Liver Injury Residuals — VA Disability Rating (DC 7311)

Diagnostic Code 7311 · 38 CFR §4.114

What Is It?

DC 7311 covers the long-term residual effects of a liver injury — typically from combat trauma (penetrating wounds, blast injuries), motor vehicle accidents, surgical complications, or other blunt or penetrating force to the upper right abdomen. Acute liver injuries are usually managed during the initial hospitalization with surgery, embolization, or supportive care; what DC 7311 rates are the consequences that persist after recovery: scar tissue affecting liver architecture, areas of necrosis, residual bile leak or fistula, and the functional impact on liver metabolism. The VA rates DC 7311 based on the residuals using whichever code captures the dominant impairment — chronic liver dysfunction tracks under the cirrhosis framework (DC 7312), recurrent biliary issues track under cholangitis or fistula codes, and significant scarring of the right upper quadrant may produce its own pain and adhesion symptoms. For veterans with severe injuries, the residuals can include portal hypertension, persistent elevation of liver enzymes, and limited capacity to metabolize medications and toxins.

Rating Criteria

RatingCriteria
0%Healed liver injury with no current symptoms, normal liver function tests, and no functional impairment.
10%Mild residuals — minor elevation in liver enzymes, occasional right-upper-quadrant discomfort, or imaging showing residual scarring without functional impact.
30%Moderate residuals — persistent symptoms (chronic right-upper-quadrant pain, fatigue, dietary intolerance), sustained mild-to-moderate liver enzyme elevation, or imaging showing significant scarring or volume loss; rate under DC 7312 (cirrhosis) if liver dysfunction is the dominant feature.
60%Severe residuals — substantial functional impairment, progressive liver dysfunction, recurrent biliary infections, or other manifestations rated at the 60% level under the appropriate underlying code (cirrhosis, hepatic encephalopathy, fistula).
100%Pronounced residuals at the 100% level under the underlying code — typically decompensated cirrhosis with ascites, variceal bleeding, encephalopathy, requirement for transplant evaluation, or other terminal liver dysfunction.

Evidence Needed

The original trauma records — emergency department reports, operative notes from any laparotomy, CT or MRI imaging showing the injury — are foundational. Current imaging (CT, MRI, or ultrasound of the liver) documents the residual scarring, volume loss, or biliary tree disruption. Liver function tests (AST, ALT, alkaline phosphatase, bilirubin, albumin, INR) demonstrate ongoing functional impairment. A hepatology or general surgery consult characterizes the residuals and connects them to the original injury. Service treatment records establishing the in-service injury close the nexus. If subsequent complications (biliary stricture, abscess, fistula, portal hypertension) developed, the records of those workups support the higher rating tiers.

Frequently Asked Questions

My liver injury healed completely — can I still get a rating?

A truly healed liver injury with normal labs, normal imaging, and no functional impact typically rates at 0%. A 0% rating still preserves service connection, which matters: if complications develop years later (cirrhosis, biliary issues, hepatic decompensation), service connection is already established and the rating can be increased without re-fighting the original nexus. Keep the 0% rating on the record.

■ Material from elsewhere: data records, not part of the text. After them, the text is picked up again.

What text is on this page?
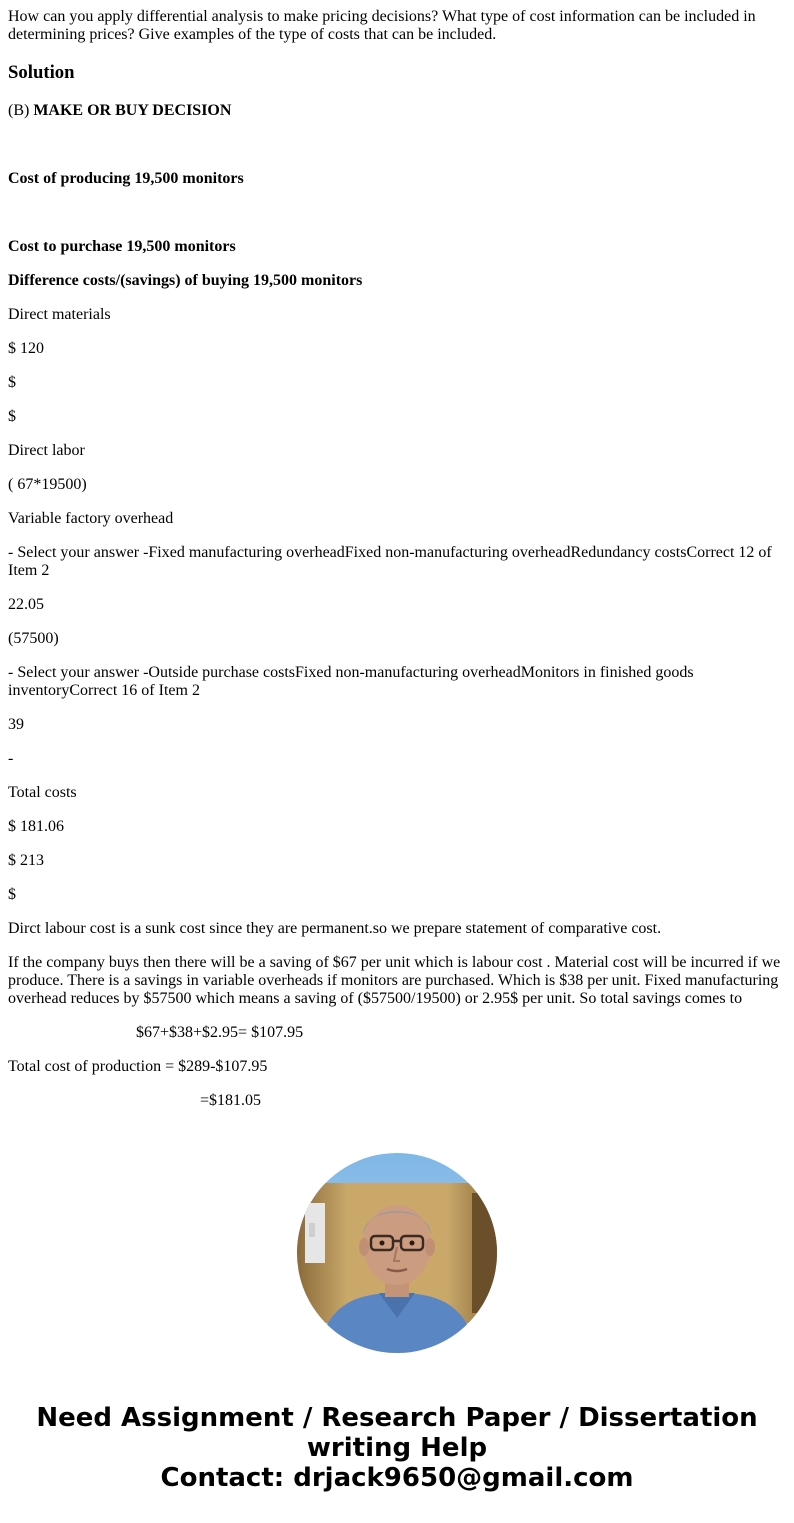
How can you apply differential analysis to make pricing decisions? What type of cost information can be included in determining prices? Give examples of the type of costs that can be included.

Solution

(B) MAKE OR BUY DECISION

Cost of producing 19,500 monitors

Cost to purchase 19,500 monitors

Difference costs/(savings) of buying 19,500 monitors

Direct materials

$ 120

$

$

Direct labor

( 67*19500)

Variable factory overhead

- Select your answer -Fixed manufacturing overheadFixed non-manufacturing overheadRedundancy costsCorrect 12 of Item 2

22.05

(57500)

- Select your answer -Outside purchase costsFixed non-manufacturing overheadMonitors in finished goods inventoryCorrect 16 of Item 2

39

-

Total costs

$ 181.06

$ 213

$

Dirct labour cost is a sunk cost since they are permanent.so we prepare statement of comparative cost.

If the company buys then there will be a saving of $67 per unit which is labour cost . Material cost will be incurred if we produce. There is a savings in variable overheads if monitors are purchased. Which is $38 per unit. Fixed manufacturing overhead reduces by $57500 which means a saving of ($57500/19500) or 2.95$ per unit. So total savings comes to

$67+$38+$2.95= $107.95

Total cost of production = $289-$107.95

=$181.05

Need Assignment / Research Paper / Dissertation
writing Help
Contact: drjack9650@gmail.com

How does the VA decide between DC 7311 and the cirrhosis code DC 7312?

The principle is that the rater applies the code that produces the higher rating given the dominant impairment. If the residuals are mild scarring with mostly preserved liver function, DC 7311 typically applies. If the scarring has progressed to clinical cirrhosis with portal hypertension, ascites, or encephalopathy, DC 7312 takes over because its rating tiers go up to 100% for decompensated disease. The two codes are not stacked; one is chosen.

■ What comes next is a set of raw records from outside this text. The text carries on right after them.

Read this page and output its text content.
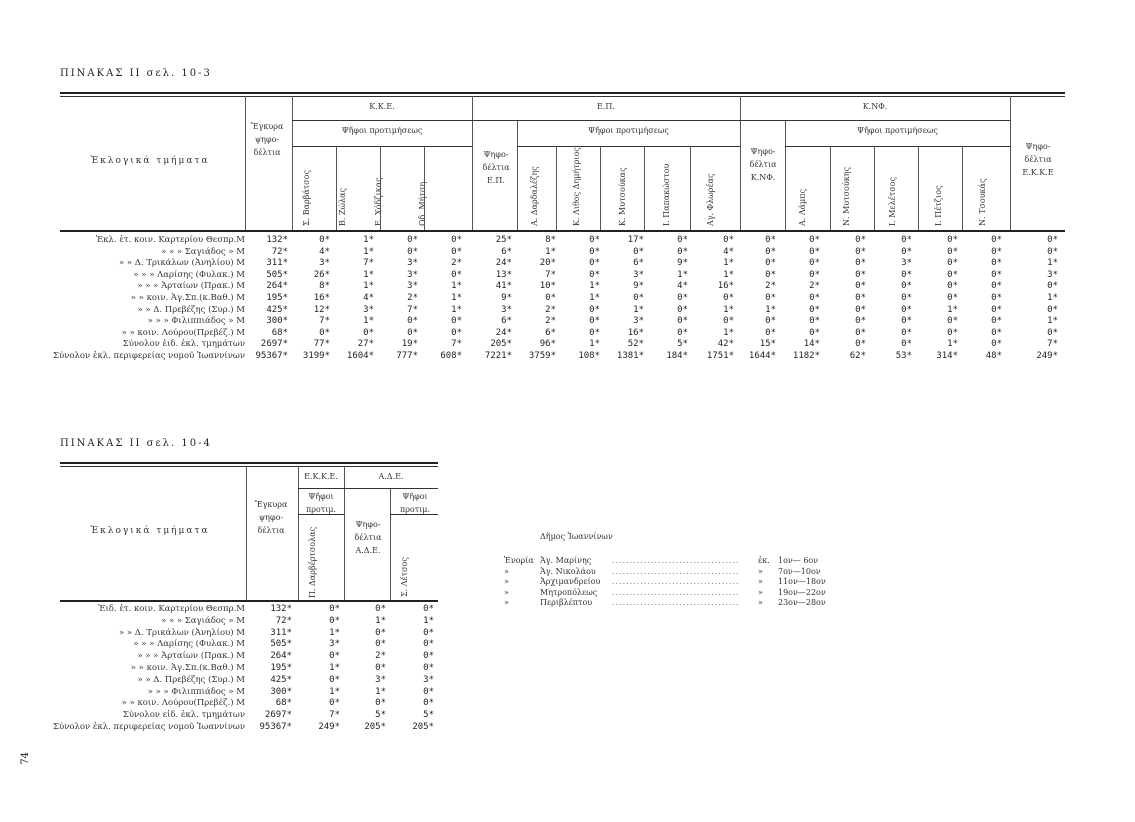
ΠΙΝΑΚΑΣ II σελ. 10-3
Ἐκλογικά τμήματα
Ἔγκυρα ψηφο-δέλτια
Κ.Κ.Ε.	Ε.Π.	Κ.ΝΦ.
Ψῆφοι προτιμήσεως	Ψῆφοι προτιμήσεως	Ψῆφοι προτιμήσεως
Ψηφο-δέλτια Ε.Π.
Ψηφο-δέλτια Κ.ΝΦ.
Ψηφο-δέλτια Ε.Κ.Κ.Ε
Σ. Βαρβάτσος	Β. Ζώλας	Ε. Χόδζικας	Οδ. Μήτση	Α. Δαρδαλέζης	Κ. Λιθος Δημήτριος	Κ. Μυτσούκας	Ι. Παπακώστου	Αγ. Φλωρέας	Α. Λάμπς	Ν. Μυτσούκης	Ι. Μελέτσος	Ι. Πέτζιος	Ν. Τσουκάς
Ἐκλ. ἐτ. κοιν. Καρτερίου Θεσπρ.Μ	132*	0*	1*	0*	0*	25*	8*	0*	17*	0*	0*	0*	0*	0*	0*	0*	0*	0*
» » » Σαγιάδος » Μ	72*	4*	1*	0*	0*	6*	1*	0*	0*	0*	4*	0*	0*	0*	0*	0*	0*	0*
» » Δ. Τρικάλων (Ἀνηλίου) Μ	311*	3*	7*	3*	2*	24*	20*	0*	6*	9*	1*	0*	0*	0*	3*	0*	0*	1*
» » » Λαρίσης (Φυλακ.) Μ	505*	26*	1*	3*	0*	13*	7*	0*	3*	1*	1*	0*	0*	0*	0*	0*	0*	3*
» » » Ἀρταίων (Πρακ.) Μ	264*	8*	1*	3*	1*	41*	10*	1*	9*	4*	16*	2*	2*	0*	0*	0*	0*	0*
» » κοιν. Ἁγ.Σπ.(κ.Βαθ.) Μ	195*	16*	4*	2*	1*	9*	0*	1*	0*	0*	0*	0*	0*	0*	0*	0*	0*	1*
» » Δ. Πρεβέζης (Συρ.) Μ	425*	12*	3*	7*	1*	3*	2*	0*	1*	0*	1*	1*	0*	0*	0*	1*	0*	0*
» » » Φιλιππιάδος » Μ	300*	7*	1*	0*	0*	6*	2*	0*	3*	0*	0*	0*	0*	0*	0*	0*	0*	1*
» » κοιν. Λούρου(Πρεβέζ.) Μ	68*	0*	0*	0*	0*	24*	6*	0*	16*	0*	1*	0*	0*	0*	0*	0*	0*	0*
Σύνολον ἐιδ. ἐκλ. τμημάτων	2697*	77*	27*	19*	7*	205*	96*	1*	52*	5*	42*	15*	14*	0*	0*	1*	0*	7*
Σύνολον ἐκλ. περιφερείας νομοῦ Ἰωαννίνων	95367*	3199*	1604*	777*	608*	7221*	3759*	108*	1381*	184*	1751*	1644*	1182*	62*	53*	314*	48*	249*
ΠΙΝΑΚΑΣ II σελ. 10-4
Ἐκλογικά τμήματα
Ἔγκυρα ψηφο-δέλτια
Ε.Κ.Κ.Ε.	Α.Δ.Ε.
Ψῆφοι προτιμ.
Ψῆφοι προτιμ.
Ψηφο-δέλτια Α.Δ.Ε.
Π. Δαρβέρτσολας	Σ. Λέτσος
Ἐιδ. ἐτ. κοιν. Καρτερίου Θεσπρ.Μ	132*	0*	0*	0*
» » » Σαγιάδος » Μ	72*	0*	1*	1*
» » Δ. Τρικάλων (Ἀνηλίου) Μ	311*	1*	0*	0*
» » » Λαρίσης (Φυλακ.) Μ	505*	3*	0*	0*
» » » Ἀρταίων (Πρακ.) Μ	264*	0*	2*	0*
» » κοιν. Ἁγ.Σπ.(κ.Βαθ.) Μ	195*	1*	0*	0*
» » Δ. Πρεβέζης (Συρ.) Μ	425*	0*	3*	3*
» » » Φιλιππιάδος » Μ	300*	1*	1*	0*
» » κοιν. Λούρου(Πρεβέζ.) Μ	68*	0*	0*	0*
Σύνολον εἰδ. ἐκλ. τμημάτων	2697*	7*	5*	5*
Σύνολον ἐκλ. περιφερείας νομοῦ Ἰωαννίνων	95367*	249*	205*	205*
Δῆμος Ἰωαννίνων
Ἐνορία Ἁγ. Μαρίνης	.................................... ἐκ. 1ον— 6ον
»	Ἁγ. Νικολάου .................................... » 7ον—10ον
»	Ἀρχιμανδρείου .................................... » 11ον—18ον
»	Μητροπόλεως .................................... » 19ον—22ον
»	Περιβλέπτου .................................... » 23ον—28ον
74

Can post-traumatic liver scarring lead to cancer years later?

Yes — chronic liver scarring and inflammation are documented risk factors for hepatocellular carcinoma. A veteran with service-connected liver injury residuals who later develops liver cancer can pursue secondary service connection under DC 7343 (malignant neoplasms of the digestive system, exclusive of skin). The nexus opinion typically runs through the scarring as the predisposing condition.